A ce titre Dinos est un rappeur de l’ancienne école. Depuis ses débuts avec “Amany“, en passant par son disque d’or pour “Taciturne“, le rappeur est un véritable virtuose des rimes. Le rap est né de l’art de Mc au cours des DJ Set. L’artiste rap se sert de sa voix, et de ses mots, tamponnés sur les prods comme d’un instrument. Et Dinos est sans aucun doute dans le fond l’un des plus grands lyricist de la nouvelle génération. Sans forcer sur des effets fastidieux, sans arrogance, ses paroles évoquent des images souvent dérangeantes, des tableaux d’un malaise général au sein des quartiers : “Je suis noir comme Jésus, noir comme mon époque, noir comme un glock“.
Mais même dans ce côté poétique, le rappeur a quelque chose de la nouvelle école. La France n’est pas un pays de tradition rock. La France est connue pour la “Chanson Française” qui a transporté le pays depuis les premiers amours d’Edith Piaf en passant par Brel, Brassens, jusqu’à la variété d’aujourd’hui : “Moi j’ai tellement peur de celui que je suis en train de devenir“. Comme Youssoupha qui déclarait : “c’est nous la chanson française“, Dinos est aussi le meilleur héritier des chanteurs français. Oui “Stamina” n’a rien à voir avec “La Foule” ou avec “La Bicyclette” mais dans le fond, la poésie qui ruisselle de ses vers sont le meilleur exemple de la bonne santé de la musique aujourd’hui.
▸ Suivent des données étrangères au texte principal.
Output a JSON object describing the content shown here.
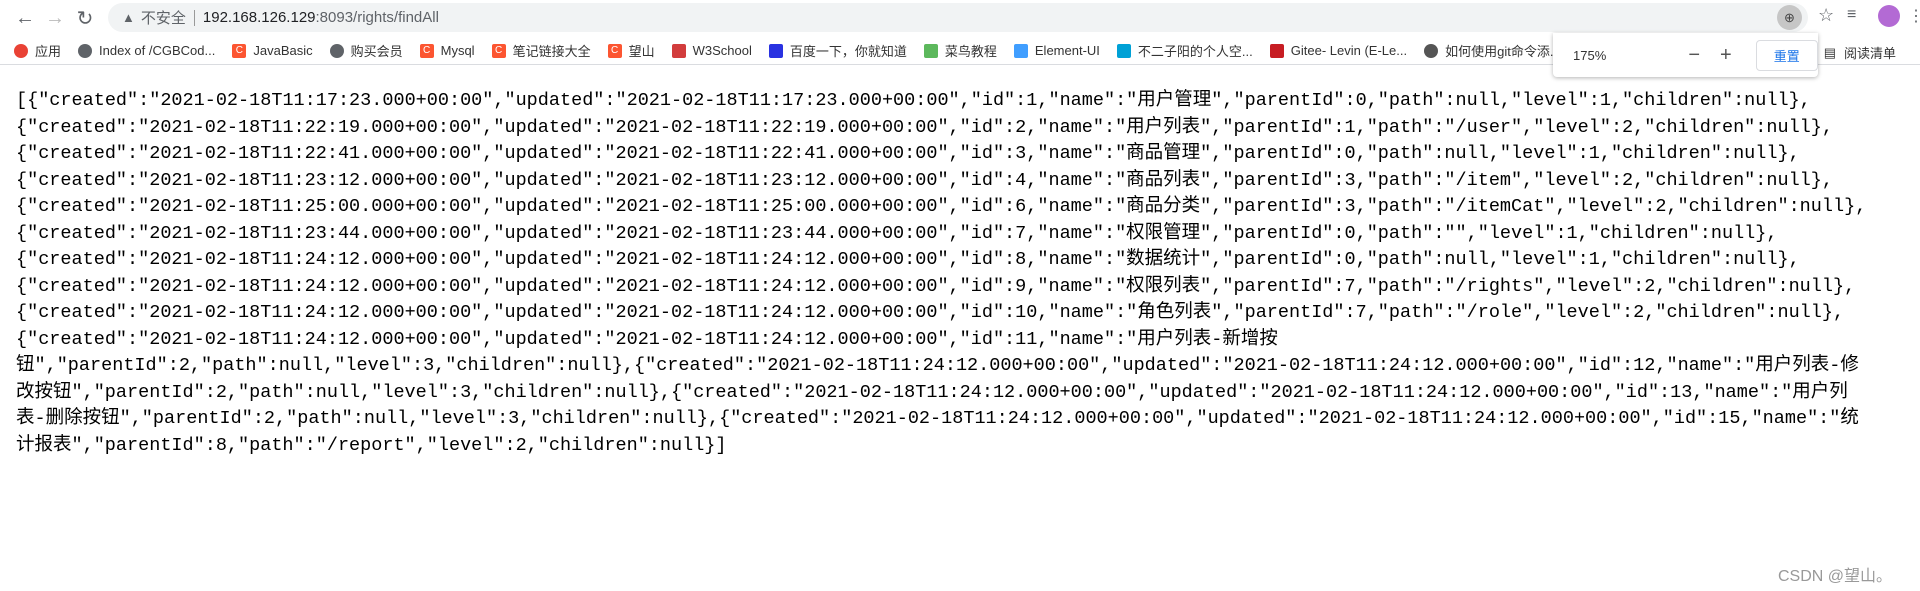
{
  "browser": {
    "security_label": "不安全",
    "url_host": "192.168.126.129",
    "url_rest": ":8093/rights/findAll",
    "icons": [
      "back-icon",
      "forward-icon",
      "reload-icon",
      "warning-icon",
      "zoom-icon",
      "star-icon",
      "media-icon",
      "avatar",
      "menu-icon"
    ]
  },
  "bookmarks": [
    {
      "label": "应用",
      "icon": "apps-icon",
      "color": "#e94235"
    },
    {
      "label": "Index of /CGBCod...",
      "icon": "globe-icon",
      "color": "#5f6368"
    },
    {
      "label": "JavaBasic",
      "icon": "c-icon",
      "color": "#fc5531"
    },
    {
      "label": "购买会员",
      "icon": "globe-icon",
      "color": "#5f6368"
    },
    {
      "label": "Mysql",
      "icon": "c-icon",
      "color": "#fc5531"
    },
    {
      "label": "笔记链接大全",
      "icon": "c-icon",
      "color": "#fc5531"
    },
    {
      "label": "望山",
      "icon": "c-icon",
      "color": "#fc5531"
    },
    {
      "label": "W3School",
      "icon": "w3-icon",
      "color": "#d23c3c"
    },
    {
      "label": "百度一下，你就知道",
      "icon": "baidu-icon",
      "color": "#2932e1"
    },
    {
      "label": "菜鸟教程",
      "icon": "runoob-icon",
      "color": "#5cb85c"
    },
    {
      "label": "Element-UI",
      "icon": "element-icon",
      "color": "#409eff"
    },
    {
      "label": "不二子阳的个人空...",
      "icon": "bilibili-icon",
      "color": "#00a1d6"
    },
    {
      "label": "Gitee- Levin (E-Le...",
      "icon": "gitee-icon",
      "color": "#c71d23"
    },
    {
      "label": "如何使用git命令添...",
      "icon": "pen-icon",
      "color": "#555555"
    }
  ],
  "reading_list": "阅读清单",
  "zoom_popup": {
    "value": "175%",
    "minus": "−",
    "plus": "+",
    "reset": "重置"
  },
  "body_text": "[{\"created\":\"2021-02-18T11:17:23.000+00:00\",\"updated\":\"2021-02-18T11:17:23.000+00:00\",\"id\":1,\"name\":\"用户管理\",\"parentId\":0,\"path\":null,\"level\":1,\"children\":null},{\"created\":\"2021-02-18T11:22:19.000+00:00\",\"updated\":\"2021-02-18T11:22:19.000+00:00\",\"id\":2,\"name\":\"用户列表\",\"parentId\":1,\"path\":\"/user\",\"level\":2,\"children\":null},{\"created\":\"2021-02-18T11:22:41.000+00:00\",\"updated\":\"2021-02-18T11:22:41.000+00:00\",\"id\":3,\"name\":\"商品管理\",\"parentId\":0,\"path\":null,\"level\":1,\"children\":null},{\"created\":\"2021-02-18T11:23:12.000+00:00\",\"updated\":\"2021-02-18T11:23:12.000+00:00\",\"id\":4,\"name\":\"商品列表\",\"parentId\":3,\"path\":\"/item\",\"level\":2,\"children\":null},{\"created\":\"2021-02-18T11:25:00.000+00:00\",\"updated\":\"2021-02-18T11:25:00.000+00:00\",\"id\":6,\"name\":\"商品分类\",\"parentId\":3,\"path\":\"/itemCat\",\"level\":2,\"children\":null},{\"created\":\"2021-02-18T11:23:44.000+00:00\",\"updated\":\"2021-02-18T11:23:44.000+00:00\",\"id\":7,\"name\":\"权限管理\",\"parentId\":0,\"path\":\"\",\"level\":1,\"children\":null},{\"created\":\"2021-02-18T11:24:12.000+00:00\",\"updated\":\"2021-02-18T11:24:12.000+00:00\",\"id\":8,\"name\":\"数据统计\",\"parentId\":0,\"path\":null,\"level\":1,\"children\":null},{\"created\":\"2021-02-18T11:24:12.000+00:00\",\"updated\":\"2021-02-18T11:24:12.000+00:00\",\"id\":9,\"name\":\"权限列表\",\"parentId\":7,\"path\":\"/rights\",\"level\":2,\"children\":null},{\"created\":\"2021-02-18T11:24:12.000+00:00\",\"updated\":\"2021-02-18T11:24:12.000+00:00\",\"id\":10,\"name\":\"角色列表\",\"parentId\":7,\"path\":\"/role\",\"level\":2,\"children\":null},{\"created\":\"2021-02-18T11:24:12.000+00:00\",\"updated\":\"2021-02-18T11:24:12.000+00:00\",\"id\":11,\"name\":\"用户列表-新增按钮\",\"parentId\":2,\"path\":null,\"level\":3,\"children\":null},{\"created\":\"2021-02-18T11:24:12.000+00:00\",\"updated\":\"2021-02-18T11:24:12.000+00:00\",\"id\":12,\"name\":\"用户列表-修改按钮\",\"parentId\":2,\"path\":null,\"level\":3,\"children\":null},{\"created\":\"2021-02-18T11:24:12.000+00:00\",\"updated\":\"2021-02-18T11:24:12.000+00:00\",\"id\":13,\"name\":\"用户列表-删除按钮\",\"parentId\":2,\"path\":null,\"level\":3,\"children\":null},{\"created\":\"2021-02-18T11:24:12.000+00:00\",\"updated\":\"2021-02-18T11:24:12.000+00:00\",\"id\":15,\"name\":\"统计报表\",\"parentId\":8,\"path\":\"/report\",\"level\":2,\"children\":null}]",
  "watermark": "CSDN @望山。"
}
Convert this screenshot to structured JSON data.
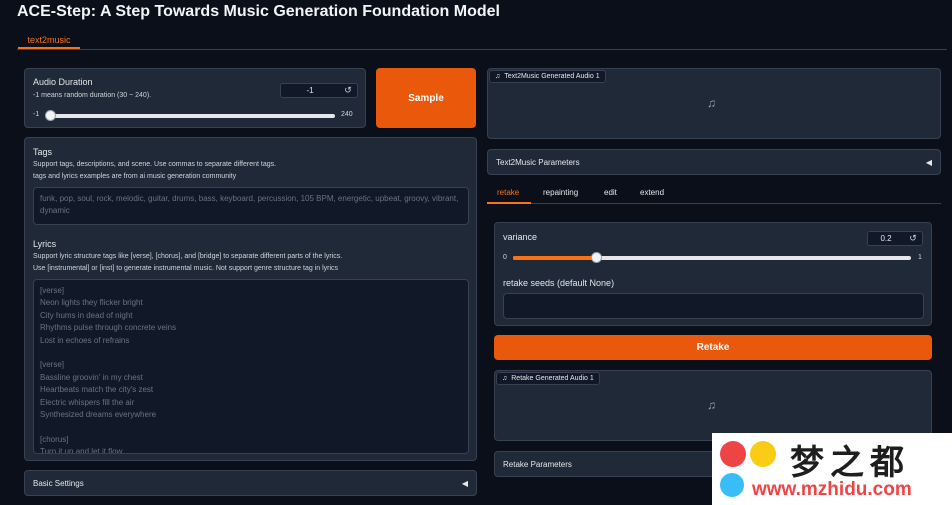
{
  "app": {
    "title": "ACE-Step: A Step Towards Music Generation Foundation Model"
  },
  "main_tab": "text2music",
  "audio_duration": {
    "label": "Audio Duration",
    "info": "-1 means random duration (30 ~ 240).",
    "value": "-1",
    "min": "-1",
    "max": "240",
    "slider_fraction": 0.0
  },
  "sample_button": "Sample",
  "tags": {
    "label": "Tags",
    "info_1": "Support tags, descriptions, and scene. Use commas to separate different tags.",
    "info_2": "tags and lyrics examples are from ai music generation community",
    "placeholder": "funk, pop, soul, rock, melodic, guitar, drums, bass, keyboard, percussion, 105 BPM, energetic, upbeat, groovy, vibrant, dynamic"
  },
  "lyrics": {
    "label": "Lyrics",
    "info_1": "Support lyric structure tags like [verse], [chorus], and [bridge] to separate different parts of the lyrics.",
    "info_2": "Use [instrumental] or [inst] to generate instrumental music. Not support genre structure tag in lyrics",
    "placeholder": "[verse]\nNeon lights they flicker bright\nCity hums in dead of night\nRhythms pulse through concrete veins\nLost in echoes of refrains\n\n[verse]\nBassline groovin' in my chest\nHeartbeats match the city's zest\nElectric whispers fill the air\nSynthesized dreams everywhere\n\n[chorus]\nTurn it up and let it flow"
  },
  "basic_settings": "Basic Settings",
  "generated_audio": {
    "label": "Text2Music Generated Audio 1"
  },
  "params_accordion": "Text2Music Parameters",
  "sub_tabs": [
    "retake",
    "repainting",
    "edit",
    "extend"
  ],
  "variance": {
    "label": "variance",
    "value": "0.2",
    "min": "0",
    "max": "1",
    "slider_fraction": 0.2
  },
  "retake_seeds": {
    "label": "retake seeds (default None)",
    "value": ""
  },
  "retake_button": "Retake",
  "retake_audio": {
    "label": "Retake Generated Audio 1"
  },
  "retake_params": "Retake Parameters",
  "watermark": {
    "text": "梦之都",
    "url": "www.mzhidu.com"
  },
  "colors": {
    "accent": "#ea580c",
    "background": "#0b0f19",
    "panel": "#1f2937"
  }
}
Et la forme alors ? Avec Ken & Ryu, un beatmaker qui l’accompagne tout au long de l’album mais aussi d’énormes signatures comme Chapo, ou Heiseinberg, le rappeur revisite la musique urbaine : dans un gangsta featuring avec Nekfeu (Moins un) , dans un titre mélancolique avec Da Uzi (Maman J’aime) , ou dans des titres plus caractéristiques de l’œuvre de Dinos depuis ses débuts comme “Césaire” (Le jour se lève, je ferme les yeux, je ne vois que dans le noir). A ce titre, entre toutes ses influences, et sa polyvalence à couper le souffle, Dinos est un rappeur de la nouvelle génération : “Les perdants ont des excuses, les vainqueurs ont des raisons“.
C’est ce qui explique sans doute le démarrage de cet album. Dinos s’est imposé en tant qu’artiste et pas en tant que rappeur. Son album est un exercice de style réussi dans lequel le rappeur se renouvelle à chaque morceau.